Separately, Moody's put Liberty's Dutch takeover target Ziggo on watch for a downgrade.

*Also in Spain, Sheila Bair, outspoken former head of our FDIC, joined the board of Santander,  a sound Euroland bank. SAN.

*Another day, another institutional buy of Paddy Power plc, this time 6.96 % by UBS. PDYPF barely trades its US ADR and funds buy blocks from each other.

*If there was ever a chance that Royal Bank of Scotland (RBS) could be returned to the private sector in time for next year's UK election, it ended with all the latest fines and charges, totalling up to GBP 8 bn. The delay adds to the security of our preferreds.

*Your editor could not persuade E-trade to convert her Norwegian pink sheet shares of Marine Harvest to the newly listed ADRs without having to telephone across the Atlantic to the supposed discount brokerage, which may also charge me $40 for the conversion after the 1:10 reverse split in Norway. They say it will take up to 4 weeks to boot. Sometimes cheap discount brokerages are dear. It is now listed as MHG on the Big Board. Readers should tell me if they had a better experience with another broker.

*Teva shares are up some more after our FDA approved its new 3x/week double-dose (40 mg) injections for multiple sclerosis using blockbuster drug Copaxone. This extends the patent to 2030.

*Global Logistics Properties announced four big new leases, two in Tianjin for Sanky, one in Suzhou for Lightnin' in the Box, an on-line retailer, and another for retailer Watson in Wuhan.
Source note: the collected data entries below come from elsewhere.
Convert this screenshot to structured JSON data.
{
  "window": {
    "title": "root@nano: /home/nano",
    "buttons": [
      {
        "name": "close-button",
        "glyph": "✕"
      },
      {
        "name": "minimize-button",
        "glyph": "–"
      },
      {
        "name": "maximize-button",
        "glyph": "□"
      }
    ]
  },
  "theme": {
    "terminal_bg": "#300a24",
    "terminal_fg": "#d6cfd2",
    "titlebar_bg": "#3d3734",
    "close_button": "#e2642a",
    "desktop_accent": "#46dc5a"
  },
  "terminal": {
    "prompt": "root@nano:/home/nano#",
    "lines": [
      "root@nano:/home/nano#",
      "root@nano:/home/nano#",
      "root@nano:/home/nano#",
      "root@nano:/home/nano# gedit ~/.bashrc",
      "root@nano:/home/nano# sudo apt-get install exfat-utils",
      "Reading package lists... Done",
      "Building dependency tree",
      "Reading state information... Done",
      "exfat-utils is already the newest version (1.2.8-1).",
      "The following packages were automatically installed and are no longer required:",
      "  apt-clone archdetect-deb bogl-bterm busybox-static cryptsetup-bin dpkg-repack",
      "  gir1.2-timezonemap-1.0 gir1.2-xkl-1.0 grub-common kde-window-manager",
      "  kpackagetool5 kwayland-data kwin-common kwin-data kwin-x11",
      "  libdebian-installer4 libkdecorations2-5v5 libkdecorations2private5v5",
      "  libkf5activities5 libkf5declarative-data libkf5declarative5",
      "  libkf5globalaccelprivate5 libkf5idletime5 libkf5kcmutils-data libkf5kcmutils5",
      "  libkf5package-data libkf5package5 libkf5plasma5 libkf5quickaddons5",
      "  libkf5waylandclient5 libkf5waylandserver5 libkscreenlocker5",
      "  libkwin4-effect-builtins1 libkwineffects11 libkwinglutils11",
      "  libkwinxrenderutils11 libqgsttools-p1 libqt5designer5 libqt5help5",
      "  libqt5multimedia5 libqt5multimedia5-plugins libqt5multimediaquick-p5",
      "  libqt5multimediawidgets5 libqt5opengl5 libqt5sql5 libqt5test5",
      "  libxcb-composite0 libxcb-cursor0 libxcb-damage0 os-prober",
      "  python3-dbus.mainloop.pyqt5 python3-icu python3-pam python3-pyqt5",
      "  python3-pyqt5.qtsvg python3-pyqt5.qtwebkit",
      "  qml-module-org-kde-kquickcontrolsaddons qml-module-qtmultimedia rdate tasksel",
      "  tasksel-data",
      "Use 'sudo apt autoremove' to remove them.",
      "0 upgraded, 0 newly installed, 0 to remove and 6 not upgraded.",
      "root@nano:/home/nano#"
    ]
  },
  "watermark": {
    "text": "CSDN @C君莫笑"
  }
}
The total new leases is for 43 thousand square meters. GBTZF is Singaporean and operates also in Japan and Brazil, directly and via jv's with sovereign wealth and retirement funds.

*Bombardier got upgraded to market perform by analysts at Scotiabank yesterday giving BDRAF a C$4.75 target price.

*CAE unveiled a maternal fetal simulator called Fidelis yesterday at a healthcare simulation conference. While its main business is flight simulators, the Canada firm is diversifying into medical. It also was designated exclusive training provider for France's new Dassault Falcon 5x fighter plane.

*GlaxoSmithKline warned European doctors that it faces a shortage of chickenpox vaccines given singly or in combination jabs with measles, mumps, and rubella after a Belgian sub-standard plant was shut down.

*CIBC did a roundup of how to play gold these days in which it wound up recommending a bunch of juniors plus Barrick, ABX, which we sold. We own its bonds.